Abuse was widespread, and in Grahamstown a local costs consultant was “so alarmed by the abuses he has come across in the course of his work that he wrote a detailed memorandum to the judges”. According to Judge Plasket, the judges have now set up a committee to consider the problem and how best to respond.
“This is all cause for grave concern and, if I am correct, a manifestation of endemic corruption in the attorneys’ profession.” He therefore arranged that a copy of the Mfengwana judgment would be sent to the Cape Law Society so that it, “as custodian of the ethical standards of the profession in the public interest, may consider ways and means of stopping the rot.”

Perfunctory
In this case Rubushe charged 25 percent of the R900 000 damages awarded, or, to be precise R226 222.30 However, the particulars of claim were just four pages long, with one page taken up by contact details.
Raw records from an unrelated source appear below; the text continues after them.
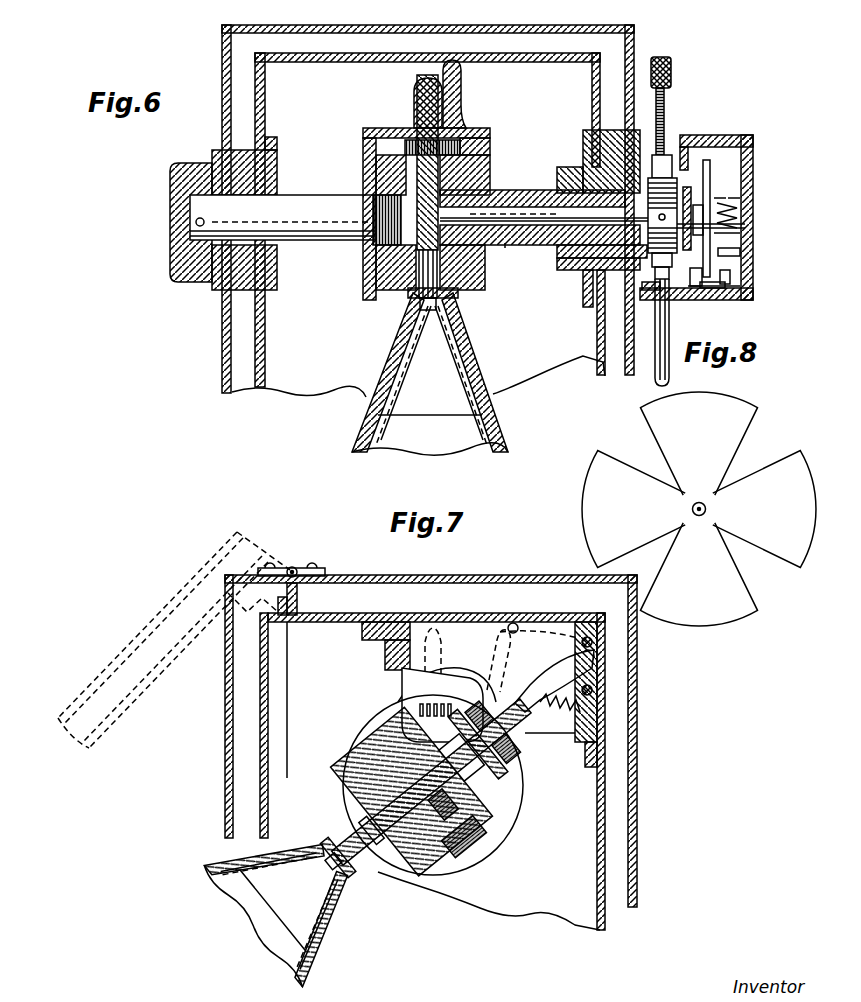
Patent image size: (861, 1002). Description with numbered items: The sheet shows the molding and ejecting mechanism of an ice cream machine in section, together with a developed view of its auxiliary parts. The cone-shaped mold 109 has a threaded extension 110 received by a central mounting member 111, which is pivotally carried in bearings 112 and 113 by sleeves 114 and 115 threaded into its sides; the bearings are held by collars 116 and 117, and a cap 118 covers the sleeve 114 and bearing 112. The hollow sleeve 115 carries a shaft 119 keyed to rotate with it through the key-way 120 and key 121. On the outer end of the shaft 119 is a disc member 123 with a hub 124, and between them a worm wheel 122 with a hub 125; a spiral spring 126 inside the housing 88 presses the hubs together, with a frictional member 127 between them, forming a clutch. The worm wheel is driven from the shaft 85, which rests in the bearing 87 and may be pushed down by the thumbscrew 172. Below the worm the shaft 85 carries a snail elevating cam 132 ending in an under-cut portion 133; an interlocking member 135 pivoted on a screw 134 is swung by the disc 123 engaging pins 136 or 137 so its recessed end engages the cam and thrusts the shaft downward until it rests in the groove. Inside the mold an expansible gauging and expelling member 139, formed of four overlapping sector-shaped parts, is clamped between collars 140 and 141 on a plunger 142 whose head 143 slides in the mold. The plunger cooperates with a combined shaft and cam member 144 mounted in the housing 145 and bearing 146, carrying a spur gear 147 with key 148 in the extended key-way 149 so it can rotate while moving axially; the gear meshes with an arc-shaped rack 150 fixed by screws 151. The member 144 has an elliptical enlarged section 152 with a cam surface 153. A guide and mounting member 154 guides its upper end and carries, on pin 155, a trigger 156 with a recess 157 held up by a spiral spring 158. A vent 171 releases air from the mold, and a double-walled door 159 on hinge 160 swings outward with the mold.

In FIG. 6, the shaft 85 is at (670, 322).
In FIG. 6, the bearing 87 is at (668, 160).
In FIG. 6, the housing 88 is at (746, 194).
In FIG. 6, the mold 109 is at (488, 430).
In FIG. 7, the mold 109 is at (233, 858).
In FIG. 6, the extension 110 is at (436, 285).
In FIG. 6, the central mounting member 111 is at (390, 292).
In FIG. 6, the bearing 112 is at (221, 292).
In FIG. 6, the bearing 113 is at (605, 172).
In FIG. 6, the sleeve 114 is at (336, 196).
In FIG. 6, the sleeve 115 is at (495, 205).
In FIG. 6, the collar 116 is at (278, 280).
In FIG. 6, the collar 117 is at (560, 258).
In FIG. 6, the cap 118 is at (189, 278).
In FIG. 6, the shaft 119 is at (476, 210).
In FIG. 6, the key-way 120 is at (506, 246).
In FIG. 6, the key 121 is at (532, 243).
In FIG. 6, the worm wheel 122 is at (741, 252).
In FIG. 6, the disc member 123 is at (711, 172).
In FIG. 6, the hub 124 is at (704, 200).
In FIG. 6, the hub 125 is at (689, 200).
In FIG. 6, the spiral spring 126 is at (741, 212).
In FIG. 6, the frictional member 127 is at (692, 228).
In FIG. 6, the snail elevating cam 132 is at (630, 348).
In FIG. 6, the under-cut portion 133 is at (664, 290).
In FIG. 6, the screw 134 is at (727, 280).
In FIG. 6, the interlocking member 135 is at (700, 286).
In FIG. 6, the pin 136 is at (690, 276).
In FIG. 6, the pin 137 is at (737, 268).
In FIG. 6, the gauging and expelling member 139 is at (462, 366).
In FIG. 8, the gauging and expelling member 139 is at (727, 424).
In FIG. 7, the gauging and expelling member 139 is at (334, 928).
In FIG. 6, the collar 140 is at (411, 335).
In FIG. 7, the collar 140 is at (318, 866).
In FIG. 6, the collar 141 is at (437, 303).
In FIG. 7, the collar 141 is at (367, 882).
In FIG. 6, the plunger 142 is at (436, 272).
In FIG. 7, the head 143 is at (356, 760).
In FIG. 6, the combined shaft and cam member 144 is at (412, 200).
In FIG. 7, the combined shaft and cam member 144 is at (452, 806).
In FIG. 6, the housing 145 is at (390, 130).
In FIG. 6, the bearing 146 is at (380, 150).
In FIG. 6, the spur gear 147 is at (463, 103).
In FIG. 7, the spur gear 147 is at (506, 763).
In FIG. 7, the key 148 is at (516, 746).
In FIG. 7, the key-way 149 is at (463, 789).
In FIG. 7, the rack 150 is at (420, 700).
In FIG. 6, the screw 151 is at (462, 88).
In FIG. 6, the enlarged section 152 is at (393, 242).
In FIG. 7, the enlarged section 152 is at (464, 838).
In FIG. 6, the cam surface 153 is at (460, 148).
In FIG. 7, the cam surface 153 is at (442, 824).
In FIG. 7, the combined guide and mounting member 154 is at (468, 634).
In FIG. 7, the pin 155 is at (596, 657).
In FIG. 7, the trigger 156 is at (596, 680).
In FIG. 7, the recess 157 is at (565, 730).
In FIG. 7, the spiral spring 158 is at (582, 708).
In FIG. 7, the door 159 is at (225, 735).
In FIG. 7, the hinge 160 is at (297, 571).
In FIG. 7, the vent 171 is at (412, 876).
In FIG. 6, the thumbscrew 172 is at (673, 68).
The plea itself was also just four pages, and again the fourth page consisted of just the formal details of the parties. Given this amount of work, and the quality of the work performed – illustrated by the bizarre and inadequate particulars of claim – the fee charged was grossly disproportionate and amounted to overreaching “on an outrageous scale.”
The law allows an attorney to charge no more than double the normal fee, and obviously very little time could have been spent on such a perfunctory set of documents. Thus Rubushe would have been entitled to far less than 25 percent of the award.
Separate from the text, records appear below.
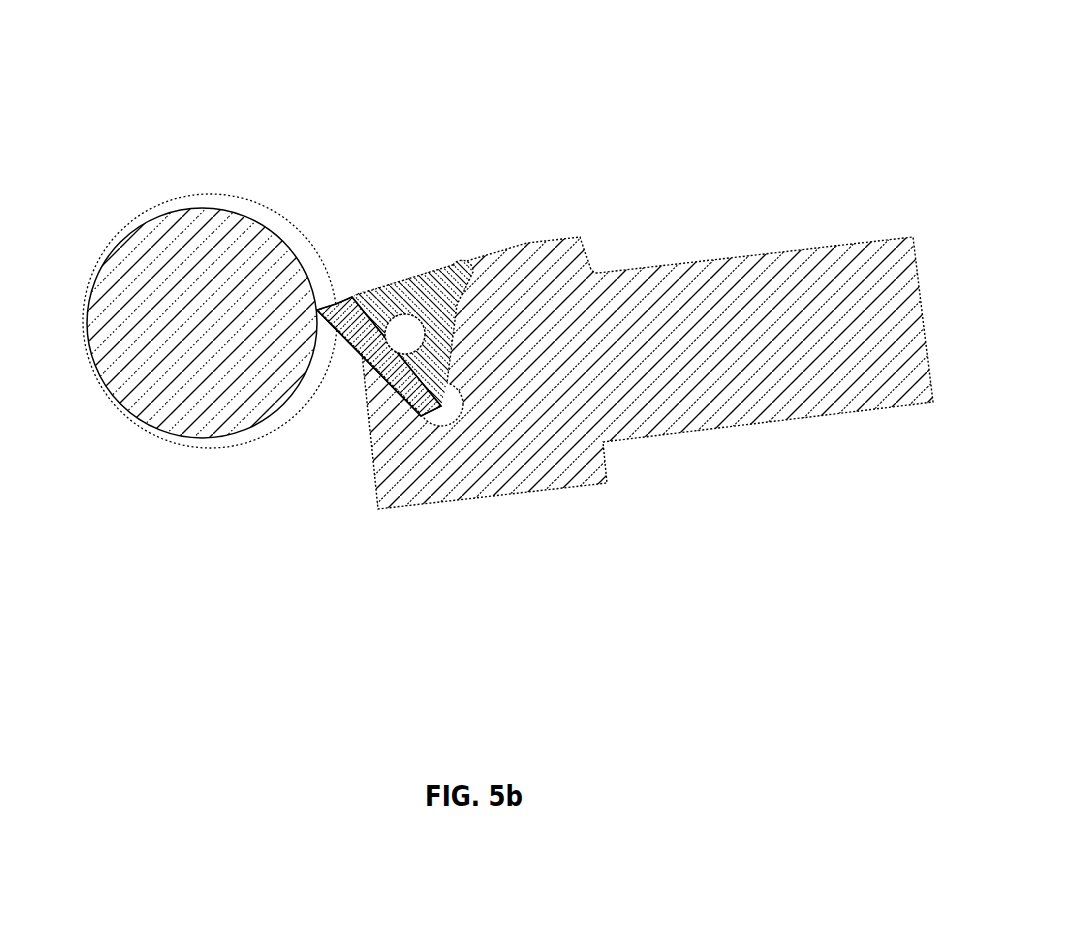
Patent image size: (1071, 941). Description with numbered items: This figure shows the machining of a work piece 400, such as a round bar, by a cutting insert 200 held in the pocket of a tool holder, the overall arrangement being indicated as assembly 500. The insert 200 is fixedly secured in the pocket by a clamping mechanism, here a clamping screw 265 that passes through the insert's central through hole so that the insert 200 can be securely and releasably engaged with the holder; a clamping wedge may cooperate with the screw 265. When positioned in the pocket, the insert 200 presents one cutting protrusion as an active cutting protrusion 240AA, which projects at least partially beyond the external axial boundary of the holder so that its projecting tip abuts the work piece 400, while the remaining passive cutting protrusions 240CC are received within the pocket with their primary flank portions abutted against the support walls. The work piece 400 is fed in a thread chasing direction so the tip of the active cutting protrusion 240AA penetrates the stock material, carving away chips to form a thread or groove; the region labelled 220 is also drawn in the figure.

The cutting tool assembly 500 is at (186, 140).
The work piece 400 is at (112, 397).
The cutting insert 200 is at (357, 362).
The clamp 220 is at (412, 290).
The clamping screw 265 is at (417, 333).
The active cutting protrusion 240AA is at (320, 307).
The passive cutting protrusions 240CC is at (420, 414).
Having declared the original agreement invalid, what was the judge to do next? He was satisfied that the settlement was fair to Mfengwana, but what about the attorney’s fees? Since the contingency fee agreement was invalid the common law should apply, with Rubushe being entitled only to “a reasonable fee in relation to the work performed”. As to what would be “reasonable” under the circumstances, the judge ordered that the attorney’s fee be established by the high court taxing master.
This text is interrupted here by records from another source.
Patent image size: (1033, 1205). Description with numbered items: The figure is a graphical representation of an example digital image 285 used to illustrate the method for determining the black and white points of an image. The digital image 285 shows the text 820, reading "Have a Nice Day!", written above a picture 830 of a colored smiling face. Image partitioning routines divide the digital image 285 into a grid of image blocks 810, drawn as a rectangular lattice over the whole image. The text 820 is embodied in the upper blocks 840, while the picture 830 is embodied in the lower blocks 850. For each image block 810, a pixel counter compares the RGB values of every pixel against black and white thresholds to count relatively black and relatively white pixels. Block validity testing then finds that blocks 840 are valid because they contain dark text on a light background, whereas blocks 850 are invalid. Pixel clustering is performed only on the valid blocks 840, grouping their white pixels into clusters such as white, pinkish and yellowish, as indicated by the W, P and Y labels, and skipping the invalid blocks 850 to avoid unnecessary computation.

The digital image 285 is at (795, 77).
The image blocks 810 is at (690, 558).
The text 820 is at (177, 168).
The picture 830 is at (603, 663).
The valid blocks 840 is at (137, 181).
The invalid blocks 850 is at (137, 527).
The judge concluded, “This is yet another case in which an attorney – an officer of the court who is supposed to act with integrity and comply with the highest ethical standards – is guilty of an attempt to grossly overreach his client, or rapacious and unconscionable conduct. Unfortunately, in this jurisdiction, this is a problem that is all too common. That said, however, it seems to me that the problems in relation to contingency fee agreements that come to the attention of the courts are, in all likelihood, but the tip of the iceberg.”

Justice
Over-reaching, often coupled with shoddy work, has obviously become a serious problem, with unscrupulous attorneys using contingency fee agreements to fleece the public. So here’s my take on it: the Mfengwana judgment could be a turning point if the legal profession really wanted to gain control over “rapacious and unconscionable conduct” by some of their colleagues. Rubushe is likely to be awarded a fraction of what he originally expected in terms of his unlawful agreement with his client – a lesson to him and to other lawyers considering how best to rip off the public. The law society will be sent a copy of the Mfengwana decision; if it publishes the findings widely among its members and takes strong, well-publicised, action against Rubushe that will also help. It will be interesting to see what the Grahamstown judges’ special committee on the issue suggests. But meanwhile, corrupt high fliers in the legal profession will find their wings clipped if, at settlement in contingency fee cases, every judge in this country scrutinised the underlying agreements with the detail and passion for justice shown in the Mfengwana case.